Skip to content

Saga Pattern For Distributed Payments

ADR 006: Saga Pattern for Distributed Payment Transactions

Date: 2026-04
Status: Accepted
Context: Payment processing spans multiple services (Primer, Chargebee, internal DB); must handle partial failures gracefully.

Problem

Payment recording involves multiple steps:

  1. Verify payment with Chargebee (invoice.record_payment)
  2. Activate subscription (subscription.change_term_end)
  3. Record purchase in DB (for idempotency)
  4. Invalidate cache
  5. Send analytics

If step 3 fails after step 2 succeeds, we’ve activated a subscription but can’t detect the purchase as already-recorded on retry.

How do we safely coordinate these steps without distributed transactions?

Decision

Use the Saga pattern with compensating transactions:

  • Steps execute in order, with careful state recording
  • If a step fails, previous steps are logged (not rolled back)
  • Retry-safety through idempotency checks + distributed locks
  • DB purchase record is the “saga completion marker”

Implementation

// payments/processor.go - RecordPayment flow
func (p *Processor) RecordPayment(ctx context.Context, req *PaymentRequest) (*PaymentResult, error) {
// LOCK: Acquire distributed lock (serializes concurrent attempts)
lock, err := locker.TryLock(ctx, lockKey)
defer lock.Release(ctx)
// IDEMPOTENCY: Check if already processed
isDuplicate, _ := p.IsDuplicate(ctx, req.TransactionID)
if isDuplicate {
return &PaymentResult{Success: true, AlreadyProcessed: true}, nil
}
// STEP 1: Record payment in Chargebee
invoiceInfo, err := p.recordChargebeePayment(ctx, req)
if err != nil {
return nil, domain.NewPaymentError(req.InvoiceID, err)
}
// STEP 2: Activate subscription if needed
activated := p.handleSubscriptionActivation(ctx, invoiceInfo)
// STEP 3: Record in DB (saga completion marker)
err = p.repo.PurchaseCredits(ctx, &models.Purchase{
UserID: req.UserID,
TransactionID: req.TransactionID,
ItemPriceID: req.ItemPriceID,
Amount: req.Amount,
CreatedAt: time.Now(),
})
if err != nil {
// If we get here, Chargebee was updated but DB wasn't
// Next retry will:
// 1. Acquire lock (serialize)
// 2. Check IsDuplicate (finds DB record if it exists) → return success
// 3. If no DB record, start over
// In either case, we don't double-activate because
// subscription is already active + lock prevents double-record
return nil, err
}
// STEP 4: Invalidate cache
p.cacheManager.InvalidateUser(customerID)
return &PaymentResult{...}, nil
}
// Idempotency check: DB record is the source of truth
func (p *Processor) IsDuplicate(ctx context.Context, transactionID string) (bool, error) {
purchase, err := p.repo.GetPurchaseByTransactionID(ctx, transactionID)
return purchase != nil, err
}

Rationale

Why Saga, Not Distributed Transactions?

  1. No ACID transaction across services: Chargebee is external; we can’t 2-phase commit
  2. Simpler semantics: Saga acknowledges eventual consistency
  3. Explicit recovery: Compensating actions are logged and visible
  4. Operational visibility: Failed steps are in logs; easy to debug

Why Not Rollback?

Compensation (rollback) would require:

  • Void the Chargebee payment (loses money)
  • Cancel the subscription (complex state transition)
  • Unclear which user state is correct

Instead, we preserve the Chargebee mutation and retry the DB step.
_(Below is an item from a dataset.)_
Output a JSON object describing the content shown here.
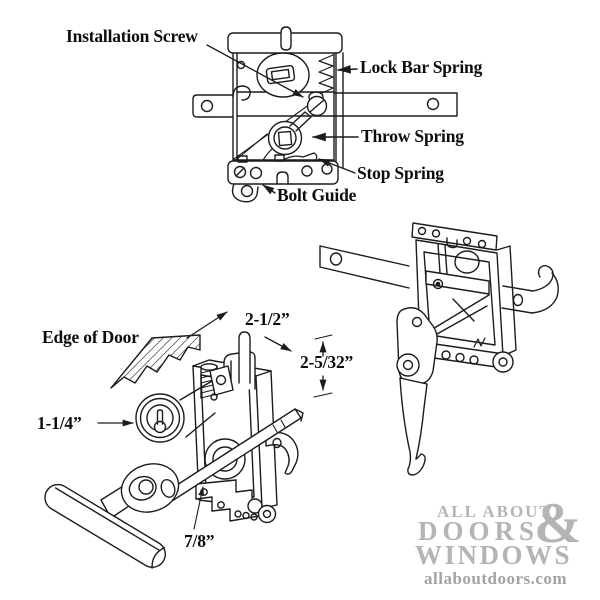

If the DB step fails persistently, human intervention is required.

Saga Boundaries

Unrecoverable Failures (immediate error):
└─ Chargebee API error (invalid invoice, no subscription, etc.)
→ Fail fast; don't attempt saga
Retryable Failures (saga incomplete):
├─ DB write fails
├─ Cache invalidation fails
└─ Analytics notification fails
→ Log error; customer can retry; next attempt completes saga
Idempotency Check (saga already complete):
└─ transactionID already in DB
→ Return success immediately (no re-execution)

Consequences

Positive

  • No distributed transactions: Works across service boundaries
  • Idempotency safe: Replay of failed requests is harmless
  • Explicit state: Each step’s success is observable in logs
  • Operational: Stuck sagas can be manually completed/compensated

Negative

  • Eventual consistency: Chargebee and DB may briefly disagree
  • Human intervention: Stuck sagas require operational tooling
  • Complexity: More states to consider (partially executed saga)
  • Monitoring required: Must alert on incomplete sagas

Testing

// Test: Saga completes atomically
result, err := processor.RecordPayment(ctx, request)
require.NoError(t, err)
require.True(t, result.Success)
// Verify all saga steps succeeded
// Step 1: Chargebee payment recorded
invoice, _ := cb.RetrieveInvoice(invoiceID)
require.Equal(t, "paid", invoice.Status)
// Step 2: Subscription activated
sub, _ := cb.RetrieveSubscription(subID)
require.Equal(t, "active", sub.Status)
// Step 3: DB purchase recorded
purchase, _ := repo.GetPurchaseByTransactionID(ctx, transactionID)
require.NotNil(t, purchase)
// Test: Idempotency on retry
result2, _ := processor.RecordPayment(ctx, sameRequest)
require.True(t, result2.AlreadyProcessed)
require.True(t, result2.Success)
// Test: Partial failure recovery
// (Simulate DB write failure)
repo.SetWriteError(errors.New("network error"))
result, err := processor.RecordPayment(ctx, request)
require.Error(t, err)
// Verify Chargebee side succeeded
invoice, _ := cb.RetrieveInvoice(invoiceID)
require.Equal(t, "paid", invoice.Status)
// Recover: Fix the DB, retry
repo.SetWriteError(nil)
result2, err := processor.RecordPayment(ctx, request)
require.NoError(t, err)